“Nos coeurs sont fermés. Tout ce que nous pouvons faire est de placer ces mots sur notre coeur. Et ils restent là… jusqu’au jour le coeur brisé s’ouvre … et les mots tombent dedans« 

JACOB NEEDLEMAN, WHY CAN’T WE BE GOOD?

Poesie et dicernement

Donner du sens, à travers les langues, celles des mots, celles des autres, et celle du cœur. Franchir les mots comme des ponts, vers la plénitude .

Les mots transforment notre cœur. Ils offrent une image pâle de ce qui ne peut être défini ou même exprimé, et qu’ils limitent nécessairement, et pourtant, les mots nous révèlent le monde, et son sens. Mais qu’est-ce que le sens, et comment le trouvons-nous? Est-ce une vérité à découvrir, une fois pour toutes, ou une expérience à vivre? Est-ce le flot dynamique qui émerge au fil du temps et que nous ne voyons qu’après coup? Est que le sens de la vie est la vie elle-même, lorsque vécue en toute présence et conscience?

Et si les mots nous montraient la voie? S’ils nous donnaient du sens, ainsi que le sens, une direction. Tout comme le sentido espagnol, à la fois le chemin et sentiment. Est-ce dire que le sens se trouve lorsque nous ouvrons notre cœur? Que penser d’un blessing, qui, en Anglais, indique ce souhait si beau de sanctification, de gloire et d’honneur que l’on offre avec bonté, et qui sonne étrangement comme le mot blesser? Faut-il y voir la sagesse que la souffrance enseigne? Faut-il la plénitude du corps pour la plénitude de la mémoire, pour le souvenir de notre temps vécu? Car to re-member, (se rappeler) c’est re-membrer, c’est intégrer ce qui est morcelé. Se rappeler, c’est redonner vie à la dimension créative de la parole, dans un deuxième appel (re-appeler). Dans cette quête de sens, en attendant, nous errons parfois, agités, assoiffés, en attente de signes et de réponses …in the mean-time, comme si le temps pouvait être méchant … peut être parce ce qu’il nous rappelle la difficulté d’attendre dans une immobilité sereine…

Ainsi, les mots, étranges, étrangers, nous indiquent des directions nouvelles pour mieux comprendre notre vie, nous ouvrent des portes de connaissance personnelle et de discernement.


se pénétrer de poésie mystique
Une pratique de discernement et d’intégration.

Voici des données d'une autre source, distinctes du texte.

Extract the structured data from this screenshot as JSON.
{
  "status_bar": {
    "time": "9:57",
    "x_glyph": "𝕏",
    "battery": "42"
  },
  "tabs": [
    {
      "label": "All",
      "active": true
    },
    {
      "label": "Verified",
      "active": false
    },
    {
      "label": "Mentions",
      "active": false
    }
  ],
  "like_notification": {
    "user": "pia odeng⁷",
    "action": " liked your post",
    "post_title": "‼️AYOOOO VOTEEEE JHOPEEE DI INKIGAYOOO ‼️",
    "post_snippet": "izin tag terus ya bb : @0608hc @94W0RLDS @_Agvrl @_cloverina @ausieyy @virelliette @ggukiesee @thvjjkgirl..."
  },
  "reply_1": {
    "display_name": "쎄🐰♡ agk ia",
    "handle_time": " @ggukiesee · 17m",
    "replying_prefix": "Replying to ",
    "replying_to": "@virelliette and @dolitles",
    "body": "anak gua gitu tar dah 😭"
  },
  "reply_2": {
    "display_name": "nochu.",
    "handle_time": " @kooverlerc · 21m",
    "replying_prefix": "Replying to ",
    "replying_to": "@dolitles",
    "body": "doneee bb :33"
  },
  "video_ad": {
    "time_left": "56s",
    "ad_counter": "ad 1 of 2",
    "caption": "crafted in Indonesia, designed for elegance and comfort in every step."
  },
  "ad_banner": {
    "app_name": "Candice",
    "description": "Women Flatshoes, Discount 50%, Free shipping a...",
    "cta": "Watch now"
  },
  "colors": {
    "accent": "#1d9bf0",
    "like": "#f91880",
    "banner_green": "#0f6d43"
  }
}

La tradition apophatique — la théologie du non-savoir, de l’approche du sacré par ce qui ne peut être dit — n’est pas une curiosité médiévale. C’est, dans mon expérience, la posture la plus honnête disponible pour quiconque accompagne un autre être humain dans un temps de profonde incertitude. Résister à la réponse. Tenir l’espace. Faire confiance au fait que ce qui est réel deviendra visible — mais seulement si nous ne nous précipitons pas à le nommer trop tôt. C’est ce que le poème offre, et ce que l’accompagnement essaie de pratiquer.